The Orioles wanted to give the White Sox the series, but the White Sox wouldn't let them.
After weathering five tough innings from changeup specialist John Means, the Sox had a couple opportunities against the leaky Baltimore bullpen. Alas, the Sox couldn't capitalize, and now they're 4-5 in the softest stretch of their schedule.
In the sixth, they had the bases loaded and one out, and Evan Marshall spotted the Sox a run by plunking Ryan Cordell to make it 4-2. Marshall came back to strike out Jose Rondón, and when Nicky Delmonico pinch-hit for Adam Engel, Paul Fry came in to turn him around and induced an inning-ending groundout.
The ninth felt worse. Leury García led off by cuing a Mychal Givens pitch just over third base for a leadoff double. Two batters later, Jose Abreu drove him home with a sliced double to the left-center gap. Givens then did the Sox a favor by moving Abreu to third on a wild pitch during his battle with James McCann. With the infield in, McCann couldn't lay off an outside slider for the strikeout. With the infield back, Richie Martin had enough time to flag down Yoan Moncada's grounder on the right side of second, making a sliding stop and throw to end the game.
The White Sox were 2-for-10 with runners in scoring position, stranding 11.
That was the bigger issue than pitching, although it didn't help that Ervin Santana put them in a hole right away. He let the Orioles have some two-out magic when he gave up two doubles and a single for two runs and a quick 2-0 lead in the first, and Baltimore held the lead the rest of the way.
Joey Rickard then greeted Santana with a triple in the second and scored on a sac fly to make it 3-0.
Much like his last start, Santana eventually settled in, even if it was too late for a quality start. He retired 10 of 11 at one point, but the one exception was something. Stevie Wilkerson was awarded first base when home plate umpire Chad Fairchild thought a ball in the dirt hit his foot. The replay showed it didn't, so Wilkerson returned to the batter's box after a successful Rick Renteria challenge.
Wilkerson then took Santana deep for his first career homer.
Nevertheless, he settled down enough to make it a surprise when Renteria pulled him one out shy of five innings, and at just 71 pitches.

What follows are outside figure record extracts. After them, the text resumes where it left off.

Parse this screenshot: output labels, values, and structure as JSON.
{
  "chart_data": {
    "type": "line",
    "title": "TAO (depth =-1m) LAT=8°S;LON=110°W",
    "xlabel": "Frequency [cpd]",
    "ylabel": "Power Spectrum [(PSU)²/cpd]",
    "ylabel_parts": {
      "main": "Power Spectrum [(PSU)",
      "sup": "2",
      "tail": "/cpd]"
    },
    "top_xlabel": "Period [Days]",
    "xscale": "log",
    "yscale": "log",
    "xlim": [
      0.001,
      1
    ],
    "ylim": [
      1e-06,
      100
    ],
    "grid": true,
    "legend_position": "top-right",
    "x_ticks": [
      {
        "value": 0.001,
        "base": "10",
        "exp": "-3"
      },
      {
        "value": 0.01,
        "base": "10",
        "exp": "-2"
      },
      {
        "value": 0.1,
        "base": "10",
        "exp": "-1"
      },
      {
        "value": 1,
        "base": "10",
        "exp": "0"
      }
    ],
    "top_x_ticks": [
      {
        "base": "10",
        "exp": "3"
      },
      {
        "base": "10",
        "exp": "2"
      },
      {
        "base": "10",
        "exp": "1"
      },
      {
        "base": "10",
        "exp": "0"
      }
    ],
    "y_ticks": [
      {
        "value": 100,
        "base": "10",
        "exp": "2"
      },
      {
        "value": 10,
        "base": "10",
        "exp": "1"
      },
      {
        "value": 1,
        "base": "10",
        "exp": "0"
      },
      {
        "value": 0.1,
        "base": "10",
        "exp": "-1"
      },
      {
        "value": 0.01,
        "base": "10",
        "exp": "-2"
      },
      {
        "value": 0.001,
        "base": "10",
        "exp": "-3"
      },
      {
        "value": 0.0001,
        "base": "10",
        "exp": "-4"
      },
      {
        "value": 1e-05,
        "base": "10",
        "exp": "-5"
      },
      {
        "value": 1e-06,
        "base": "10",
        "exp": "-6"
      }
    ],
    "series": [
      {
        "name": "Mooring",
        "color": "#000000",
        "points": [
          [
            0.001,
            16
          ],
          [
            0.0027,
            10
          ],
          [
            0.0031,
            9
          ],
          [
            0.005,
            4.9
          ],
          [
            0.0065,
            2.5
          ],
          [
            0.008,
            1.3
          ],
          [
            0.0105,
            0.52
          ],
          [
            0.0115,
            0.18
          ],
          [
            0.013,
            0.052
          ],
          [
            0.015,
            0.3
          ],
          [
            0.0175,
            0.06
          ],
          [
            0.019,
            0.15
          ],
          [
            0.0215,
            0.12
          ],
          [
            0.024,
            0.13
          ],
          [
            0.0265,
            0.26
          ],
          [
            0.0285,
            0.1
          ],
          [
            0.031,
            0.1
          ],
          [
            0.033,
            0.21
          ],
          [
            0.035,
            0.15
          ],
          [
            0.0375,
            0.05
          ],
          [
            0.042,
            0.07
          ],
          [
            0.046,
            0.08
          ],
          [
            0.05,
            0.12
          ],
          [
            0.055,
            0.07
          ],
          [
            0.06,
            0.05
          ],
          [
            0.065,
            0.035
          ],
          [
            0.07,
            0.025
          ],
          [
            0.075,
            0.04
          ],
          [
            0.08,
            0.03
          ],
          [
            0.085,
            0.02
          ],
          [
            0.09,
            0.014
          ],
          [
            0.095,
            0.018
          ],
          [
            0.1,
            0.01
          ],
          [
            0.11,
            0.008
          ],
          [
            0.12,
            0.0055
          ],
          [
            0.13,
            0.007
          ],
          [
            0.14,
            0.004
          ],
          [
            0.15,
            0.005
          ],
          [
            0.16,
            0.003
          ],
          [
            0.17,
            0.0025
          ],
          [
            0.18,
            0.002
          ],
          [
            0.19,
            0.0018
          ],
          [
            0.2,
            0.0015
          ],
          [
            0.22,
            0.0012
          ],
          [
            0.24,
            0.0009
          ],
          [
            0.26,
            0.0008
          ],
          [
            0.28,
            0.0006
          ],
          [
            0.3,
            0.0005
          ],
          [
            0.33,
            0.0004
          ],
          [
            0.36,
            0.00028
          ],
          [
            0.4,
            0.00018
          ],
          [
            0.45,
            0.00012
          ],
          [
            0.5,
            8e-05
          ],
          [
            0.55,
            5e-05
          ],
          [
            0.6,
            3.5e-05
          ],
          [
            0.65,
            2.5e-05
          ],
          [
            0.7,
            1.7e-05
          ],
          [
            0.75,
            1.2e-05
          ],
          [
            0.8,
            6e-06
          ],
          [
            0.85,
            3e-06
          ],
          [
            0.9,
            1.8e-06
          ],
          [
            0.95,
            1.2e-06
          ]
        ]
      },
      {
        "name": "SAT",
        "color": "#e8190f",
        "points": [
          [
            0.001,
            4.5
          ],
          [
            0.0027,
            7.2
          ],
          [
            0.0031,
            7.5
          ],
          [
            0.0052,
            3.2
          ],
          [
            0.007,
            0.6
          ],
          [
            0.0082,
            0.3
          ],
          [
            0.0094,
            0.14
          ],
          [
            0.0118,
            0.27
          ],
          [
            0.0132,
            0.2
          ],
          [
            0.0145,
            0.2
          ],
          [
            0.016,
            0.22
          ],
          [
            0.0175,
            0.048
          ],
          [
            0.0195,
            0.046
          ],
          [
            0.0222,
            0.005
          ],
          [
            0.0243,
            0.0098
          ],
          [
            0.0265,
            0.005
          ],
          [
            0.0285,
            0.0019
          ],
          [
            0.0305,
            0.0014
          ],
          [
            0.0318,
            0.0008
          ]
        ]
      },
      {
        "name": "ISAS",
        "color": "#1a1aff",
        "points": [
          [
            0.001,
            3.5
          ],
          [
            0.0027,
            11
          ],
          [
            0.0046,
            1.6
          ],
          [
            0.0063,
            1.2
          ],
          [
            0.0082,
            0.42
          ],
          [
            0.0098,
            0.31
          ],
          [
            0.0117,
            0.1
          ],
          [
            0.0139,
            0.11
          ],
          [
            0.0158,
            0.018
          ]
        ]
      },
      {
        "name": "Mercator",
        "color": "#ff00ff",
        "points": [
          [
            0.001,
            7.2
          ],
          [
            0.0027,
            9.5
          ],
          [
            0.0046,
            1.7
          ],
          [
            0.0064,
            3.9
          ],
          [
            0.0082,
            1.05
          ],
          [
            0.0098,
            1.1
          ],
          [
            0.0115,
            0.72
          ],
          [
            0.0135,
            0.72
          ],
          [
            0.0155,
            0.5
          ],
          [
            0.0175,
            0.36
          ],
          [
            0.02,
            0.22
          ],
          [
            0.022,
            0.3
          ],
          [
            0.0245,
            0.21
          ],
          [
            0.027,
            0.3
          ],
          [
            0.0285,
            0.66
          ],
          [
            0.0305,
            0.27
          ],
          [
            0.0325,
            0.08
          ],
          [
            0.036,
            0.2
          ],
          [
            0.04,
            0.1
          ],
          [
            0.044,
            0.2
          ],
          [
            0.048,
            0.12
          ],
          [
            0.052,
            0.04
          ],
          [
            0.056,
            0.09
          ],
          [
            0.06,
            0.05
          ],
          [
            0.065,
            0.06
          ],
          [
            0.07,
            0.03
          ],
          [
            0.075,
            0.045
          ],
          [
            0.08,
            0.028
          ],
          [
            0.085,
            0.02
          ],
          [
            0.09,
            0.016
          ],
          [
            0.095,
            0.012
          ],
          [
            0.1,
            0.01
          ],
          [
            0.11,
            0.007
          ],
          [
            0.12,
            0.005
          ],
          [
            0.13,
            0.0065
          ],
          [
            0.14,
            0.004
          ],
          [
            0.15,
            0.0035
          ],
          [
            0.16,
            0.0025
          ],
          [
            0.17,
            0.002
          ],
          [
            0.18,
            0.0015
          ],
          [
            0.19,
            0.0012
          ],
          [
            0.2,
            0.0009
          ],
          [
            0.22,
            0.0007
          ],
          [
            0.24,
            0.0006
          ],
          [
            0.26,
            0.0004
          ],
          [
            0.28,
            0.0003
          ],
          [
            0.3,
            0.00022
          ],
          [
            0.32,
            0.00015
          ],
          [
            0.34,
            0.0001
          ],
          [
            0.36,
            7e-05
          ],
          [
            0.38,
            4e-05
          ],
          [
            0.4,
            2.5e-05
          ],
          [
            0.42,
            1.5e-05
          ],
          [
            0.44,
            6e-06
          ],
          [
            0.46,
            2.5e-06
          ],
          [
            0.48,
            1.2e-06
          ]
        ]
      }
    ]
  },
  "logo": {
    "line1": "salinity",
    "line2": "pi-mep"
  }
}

Trey Mancini kept the fifth alive with a single, and Renteria decided to be proactive by going to Jace Fry.
Santana might object to the move, but the bullpen rewarded Renteria's decision by keeping the O's to zeroes the rest of the way. Jose Ruiz even threw a scoreless inning.
Bullet points:
*Moncada ended up avoiding striking out for a second straight game and drawing a walk, but he also stranded five.
*Abreu drove in seven runs over the three-game set, so hopefully he can carry that performance to better pitching staffs.
*Welington Castillo had an infield single, which seems worth noting.